Re: RFC: URI::SearchTerms
by Jaap (Curate) on Oct 12, 2003 at 11:51 UTC
      Yes, at some point.
Re: RFC: URI::SearchTerms
by Zaxo (Archbishop) on Oct 12, 2003 at 04:21 UTC
      Yes, I have. I assume you mean as a namespace since WWW::Search provides a different function. The reason I wasn't sure about it being a good namespace is that it is used for modules that actually do the search. I guess it depends whether you'd classify my module as mainly dealing with URLs or web searches.
Re: RFC: URI::SearchTerms
by Jaap (Curate) on Oct 12, 2003 at 11:35 UTC
    Should I make use of CGI::Simple/CGI for the query string parsing? Or should I just pull the relevant code from the module and plop it into my own?

    If all the searchengines your Module can work with use the default ?aap=blaat&boat=bloat way of encoding the URL's, you should use the CGI module as a module. The advantage is that when someune fixes a bug in CGI.pm, you don't need to manually fix that bug in your module too.

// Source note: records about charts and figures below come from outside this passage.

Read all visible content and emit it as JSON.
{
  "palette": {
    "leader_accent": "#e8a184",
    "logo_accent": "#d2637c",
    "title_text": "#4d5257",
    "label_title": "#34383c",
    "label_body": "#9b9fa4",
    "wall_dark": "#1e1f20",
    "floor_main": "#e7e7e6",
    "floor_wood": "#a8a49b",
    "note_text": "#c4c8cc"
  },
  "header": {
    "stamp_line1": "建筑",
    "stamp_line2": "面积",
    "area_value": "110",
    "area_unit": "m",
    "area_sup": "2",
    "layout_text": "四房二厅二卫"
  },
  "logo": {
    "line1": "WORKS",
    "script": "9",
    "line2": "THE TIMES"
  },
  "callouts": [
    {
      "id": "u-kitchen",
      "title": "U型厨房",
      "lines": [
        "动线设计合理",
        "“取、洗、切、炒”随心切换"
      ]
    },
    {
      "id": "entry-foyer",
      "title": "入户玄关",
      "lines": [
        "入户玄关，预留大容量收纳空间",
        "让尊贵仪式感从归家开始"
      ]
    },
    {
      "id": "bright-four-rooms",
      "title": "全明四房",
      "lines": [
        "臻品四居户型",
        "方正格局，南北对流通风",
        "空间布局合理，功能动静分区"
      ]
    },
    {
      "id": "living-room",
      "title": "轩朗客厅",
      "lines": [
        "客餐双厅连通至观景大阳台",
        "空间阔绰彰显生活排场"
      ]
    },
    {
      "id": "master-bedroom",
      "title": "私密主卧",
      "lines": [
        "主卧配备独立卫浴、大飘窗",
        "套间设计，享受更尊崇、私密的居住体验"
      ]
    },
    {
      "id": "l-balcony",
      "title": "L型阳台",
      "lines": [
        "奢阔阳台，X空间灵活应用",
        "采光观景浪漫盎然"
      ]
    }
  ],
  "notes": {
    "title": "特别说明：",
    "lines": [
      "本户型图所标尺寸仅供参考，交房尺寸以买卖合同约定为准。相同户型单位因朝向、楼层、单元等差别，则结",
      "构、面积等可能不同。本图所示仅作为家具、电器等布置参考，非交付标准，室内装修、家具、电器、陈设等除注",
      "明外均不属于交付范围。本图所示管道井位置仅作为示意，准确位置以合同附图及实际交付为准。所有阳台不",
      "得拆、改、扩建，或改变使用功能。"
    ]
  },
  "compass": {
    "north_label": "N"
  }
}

      If he sticks to URI.pm, he doesn't have to worry about bugs in CGI.pm ;)

      MJD says "you can't just make shit up and expect the computer to know what you mean, retardo!"
      I run a Win32 PPM repository for perl 5.6.x and 5.8.x -- I take requests (README).
      ** The third rule of perl club is a statement of fact: pod is sexy.